5779. 10/12 – Cleo Fariselli
02.07.2019 – 31.07.2019
Cleo Fariselli
Me as a Star, 2008
video performance, HDV video
6.45 mins
“Light is the starting point for the world’s visual existence, an immense theme which fascinates me but also intimates me. For these reasons, perhaps, I have always approached it from aside, through forms that are connected to tangible elements, such as a street light or a reflecting costume. I am touched by the idea of a particular light, which from being a phenomenon becomes an individual – the ‘little light from afar’ that we encounter in fairytales, archetypes of our existence” – Cleo Fariselli.
BUILDINGBOX is an independent space within the premises of BUILDING, characterized by its own unique program. The opening project, curated by Nicola Trezzi, opens on the week of Rosh Ha Shana, which is the beginning of the new year – the year 5779, as the title says – according to the Hebrew calendar.
Following these premises, a window gallery which is visible 24/7, and a calendar which consists of 13 months: 5779 is a leap year (Nisan, Iyar, Sivan, Tammuz, Av, Elul, Tishrei, Marcheshvan, Kislev, Tevet, Shevat, Adar Alef and Adar Beth), 5779 is a group exhibition in which several artworks are not presented next to each other but rather one after the other. The structure of the calendar – day after day, month after month, year after year – becomes the guideline for the presentation of artworks by several artists; in doing so, this structure transforms the essence behind group exhibitions, from coexistence and juxtaposition to linearity and procession.
Furthermore, this specific format deconstructs the very core of the group exhibition format, which is, by definition, an exhibition in which several artworks, by several artists, are presented next to each other in a confined space and for a specific amount of time. With 5779 the idea of a group exhibition in which works of art by several artists appear, in the same space, one after the other – substituting one another, replacing one another – suggests an inversion in the equation at the base of exhibition making. Rather than rooting exhibition making into space, as it usually happens, this time the exhibition is rooted in time rather than space.
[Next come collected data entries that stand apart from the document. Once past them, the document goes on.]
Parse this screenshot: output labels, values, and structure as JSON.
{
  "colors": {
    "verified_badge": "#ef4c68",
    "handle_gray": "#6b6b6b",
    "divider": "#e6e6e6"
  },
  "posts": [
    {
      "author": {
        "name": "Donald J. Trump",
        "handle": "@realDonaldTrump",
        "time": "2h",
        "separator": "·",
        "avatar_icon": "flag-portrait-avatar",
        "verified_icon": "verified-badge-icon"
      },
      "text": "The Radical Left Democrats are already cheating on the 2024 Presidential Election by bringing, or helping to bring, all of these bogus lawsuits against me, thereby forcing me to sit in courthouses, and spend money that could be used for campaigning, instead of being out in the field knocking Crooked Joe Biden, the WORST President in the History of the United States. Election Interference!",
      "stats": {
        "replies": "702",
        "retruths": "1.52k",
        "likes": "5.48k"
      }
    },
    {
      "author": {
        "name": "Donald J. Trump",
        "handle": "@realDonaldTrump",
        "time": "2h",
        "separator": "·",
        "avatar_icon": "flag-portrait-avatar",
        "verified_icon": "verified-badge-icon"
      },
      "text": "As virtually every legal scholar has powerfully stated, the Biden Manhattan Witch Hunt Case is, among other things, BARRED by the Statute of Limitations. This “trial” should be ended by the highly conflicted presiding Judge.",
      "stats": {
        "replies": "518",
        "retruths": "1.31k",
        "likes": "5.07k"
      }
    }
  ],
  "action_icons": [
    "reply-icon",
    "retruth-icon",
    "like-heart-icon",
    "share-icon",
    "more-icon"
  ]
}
To reinforce the predominance of time over space, a complete overturning of exhibition making and of its premises, is the decision to display artworks that are not only on view 24/7 but also that are ‘fed’ by electricity – neon signs, works with light bulbs, videos, etc. –, works that are independent sources of light, “small suns” (although the Hebrew calendar is not purely solar but “lunisolar”) giving the rhythm of time.